Dynamic collections (spreadsheet filter)
Regular data label collections are mostly static: all labels, a few, or one. Only All labels is somewhat dynamic. When you need a truly dynamic collection — one whose content is computed from data — use a spreadsheet filter.
A spreadsheet filter points the collection at a model that contains the logic to decide which labels are currently included.
When to use
A typical case: departments and employees, where the employee collection should depend on the selected department. You could model this with dependent labels, but spreadsheet filters are far more flexible:
- change dependencies easily
- support multiple dependencies
- no suffix appended to the label name
- an easy way to include all labels
Spreadsheet filters are also a clean way to hide outdated labels without deleting them, so the underlying data is preserved for auditing.
Step by step
1. Create the collection
- Open Data and labels → category → collections icon → plus.
- Select the category, name the collection, and set the selection type to All labels.
- Switch to the Filter tab and click Save for now — you will return after building the filter model.
2. Build the filter model
Create a model that produces the names, IDs, descriptions, or tags of the labels that should be in the collection. For the department/employee example:
- Add the Department category as a dataset selection so you can store which employees belong to which department.
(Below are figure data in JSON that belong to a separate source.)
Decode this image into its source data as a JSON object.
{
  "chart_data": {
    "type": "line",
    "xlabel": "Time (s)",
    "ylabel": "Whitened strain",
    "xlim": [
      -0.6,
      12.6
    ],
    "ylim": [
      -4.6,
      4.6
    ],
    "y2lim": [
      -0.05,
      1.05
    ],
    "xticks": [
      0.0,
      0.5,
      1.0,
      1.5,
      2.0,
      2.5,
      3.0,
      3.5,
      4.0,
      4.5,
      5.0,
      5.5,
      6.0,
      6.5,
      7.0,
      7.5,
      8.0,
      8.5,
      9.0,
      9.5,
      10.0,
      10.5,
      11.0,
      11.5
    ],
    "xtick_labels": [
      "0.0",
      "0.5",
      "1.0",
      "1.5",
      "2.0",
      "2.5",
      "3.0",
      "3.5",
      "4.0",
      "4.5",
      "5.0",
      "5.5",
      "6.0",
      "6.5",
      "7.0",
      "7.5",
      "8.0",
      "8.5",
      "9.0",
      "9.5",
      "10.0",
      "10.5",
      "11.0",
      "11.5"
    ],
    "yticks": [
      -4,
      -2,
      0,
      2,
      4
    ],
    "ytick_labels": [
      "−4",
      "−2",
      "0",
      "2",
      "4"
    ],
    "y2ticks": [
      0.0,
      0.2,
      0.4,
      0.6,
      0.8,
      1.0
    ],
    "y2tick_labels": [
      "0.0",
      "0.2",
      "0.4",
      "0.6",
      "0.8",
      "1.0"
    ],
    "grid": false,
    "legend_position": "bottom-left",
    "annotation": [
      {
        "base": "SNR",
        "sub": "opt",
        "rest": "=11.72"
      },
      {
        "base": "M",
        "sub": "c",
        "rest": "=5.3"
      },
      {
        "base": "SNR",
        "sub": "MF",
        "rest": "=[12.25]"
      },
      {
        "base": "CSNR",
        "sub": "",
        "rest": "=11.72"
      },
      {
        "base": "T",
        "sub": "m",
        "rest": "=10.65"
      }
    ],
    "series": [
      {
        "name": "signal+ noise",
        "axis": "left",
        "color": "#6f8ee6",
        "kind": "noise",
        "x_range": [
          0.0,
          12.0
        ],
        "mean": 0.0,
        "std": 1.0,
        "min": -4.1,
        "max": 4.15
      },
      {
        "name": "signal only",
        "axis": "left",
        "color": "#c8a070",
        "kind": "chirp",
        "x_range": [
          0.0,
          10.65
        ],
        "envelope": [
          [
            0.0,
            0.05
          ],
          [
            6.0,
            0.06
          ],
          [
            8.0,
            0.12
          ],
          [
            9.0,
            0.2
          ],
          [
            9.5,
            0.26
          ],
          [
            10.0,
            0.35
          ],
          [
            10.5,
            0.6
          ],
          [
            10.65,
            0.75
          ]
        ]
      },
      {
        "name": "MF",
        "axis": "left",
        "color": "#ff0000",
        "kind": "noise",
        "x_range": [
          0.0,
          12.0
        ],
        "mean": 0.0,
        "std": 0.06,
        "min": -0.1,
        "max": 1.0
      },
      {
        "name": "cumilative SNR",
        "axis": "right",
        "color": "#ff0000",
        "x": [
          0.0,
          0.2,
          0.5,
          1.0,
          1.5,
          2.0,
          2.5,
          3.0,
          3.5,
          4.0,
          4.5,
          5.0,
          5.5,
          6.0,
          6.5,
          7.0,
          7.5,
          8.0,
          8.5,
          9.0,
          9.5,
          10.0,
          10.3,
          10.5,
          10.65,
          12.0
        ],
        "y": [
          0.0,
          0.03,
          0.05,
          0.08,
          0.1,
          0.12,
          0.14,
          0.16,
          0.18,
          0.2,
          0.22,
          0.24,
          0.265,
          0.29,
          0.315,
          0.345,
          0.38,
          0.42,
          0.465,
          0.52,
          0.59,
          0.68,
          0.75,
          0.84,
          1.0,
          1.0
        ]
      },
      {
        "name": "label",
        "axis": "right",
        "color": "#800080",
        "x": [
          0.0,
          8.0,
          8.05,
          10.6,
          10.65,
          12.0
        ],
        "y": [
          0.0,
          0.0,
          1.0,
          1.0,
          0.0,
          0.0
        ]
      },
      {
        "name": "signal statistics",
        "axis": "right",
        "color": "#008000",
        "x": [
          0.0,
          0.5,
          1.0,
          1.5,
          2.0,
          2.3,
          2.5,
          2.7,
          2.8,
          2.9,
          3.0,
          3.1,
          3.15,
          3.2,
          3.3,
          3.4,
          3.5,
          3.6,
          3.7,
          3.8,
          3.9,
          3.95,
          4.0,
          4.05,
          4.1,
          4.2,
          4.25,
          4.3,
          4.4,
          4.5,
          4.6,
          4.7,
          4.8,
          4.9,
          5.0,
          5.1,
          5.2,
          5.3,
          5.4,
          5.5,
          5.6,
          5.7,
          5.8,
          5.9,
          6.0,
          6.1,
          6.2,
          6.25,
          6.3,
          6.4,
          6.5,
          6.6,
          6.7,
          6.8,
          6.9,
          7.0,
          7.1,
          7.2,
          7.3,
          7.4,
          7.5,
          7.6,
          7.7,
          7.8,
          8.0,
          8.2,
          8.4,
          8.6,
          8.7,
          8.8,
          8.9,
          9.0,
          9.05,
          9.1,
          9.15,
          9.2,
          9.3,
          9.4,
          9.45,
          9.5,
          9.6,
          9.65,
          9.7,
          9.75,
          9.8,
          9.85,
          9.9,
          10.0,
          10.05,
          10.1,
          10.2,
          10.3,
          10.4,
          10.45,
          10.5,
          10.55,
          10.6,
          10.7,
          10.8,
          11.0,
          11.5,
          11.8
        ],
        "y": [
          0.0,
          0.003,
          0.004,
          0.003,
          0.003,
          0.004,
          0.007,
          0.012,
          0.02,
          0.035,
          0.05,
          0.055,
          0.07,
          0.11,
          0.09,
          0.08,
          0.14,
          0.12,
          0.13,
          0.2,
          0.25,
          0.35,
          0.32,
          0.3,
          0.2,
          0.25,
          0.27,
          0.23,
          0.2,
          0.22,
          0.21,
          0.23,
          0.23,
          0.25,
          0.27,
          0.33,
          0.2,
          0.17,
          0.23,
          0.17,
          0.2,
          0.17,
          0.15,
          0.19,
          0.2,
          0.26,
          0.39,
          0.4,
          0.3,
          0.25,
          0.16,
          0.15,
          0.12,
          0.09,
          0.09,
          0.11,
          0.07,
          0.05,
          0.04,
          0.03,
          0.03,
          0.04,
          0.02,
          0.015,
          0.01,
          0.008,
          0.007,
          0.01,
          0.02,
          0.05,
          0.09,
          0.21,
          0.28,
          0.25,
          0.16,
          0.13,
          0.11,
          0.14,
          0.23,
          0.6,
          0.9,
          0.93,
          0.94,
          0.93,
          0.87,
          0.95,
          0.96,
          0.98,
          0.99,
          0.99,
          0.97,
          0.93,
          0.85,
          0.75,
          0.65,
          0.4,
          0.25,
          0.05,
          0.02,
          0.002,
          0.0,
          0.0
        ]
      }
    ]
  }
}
- In Design mode, set up a cell storage section that lists the employees down a column (advanced mode, employees category as the down dimension with line expansion) and outputs their names in a neighboring column.
- Add a section anchor over a column that holds the filtered labels, using an Excel formula that returns the label only when the row is filled, for example:
=IF(C2<>"";B2;"")
Using label IDs instead of names in the filter section improves performance for larger categories.
3. Configure the filter properties
Return to the collection's Filter tab and configure it:
- 1 Enable Use spreadsheet filter.
- 2 Select the filter spreadsheet (the model you built).
- 3 Select the section anchor with filter data.
- 4 Specify what the section contains (label id, name, description, or tags).
- 5 Choose the compare method (for example equal), then Save.
| Filter data contain | Notes |
|---|---|
| Data label id | Most performant. |
| Data label name | The label names. |
| Data label description | Allows matching several labels (descriptions need not be unique). |
| Data label tags | Allows matching several labels (tags need not be unique). |
4. Use the collection in a model
Use the spreadsheet-filter collection as an option in a model's dataset selection. Its content is now driven by the filter model.
You must use at least all the selections of the filter model, but you may use more. Nooxl runs the filter model every time it is used, so you never have to refresh the filter data manually.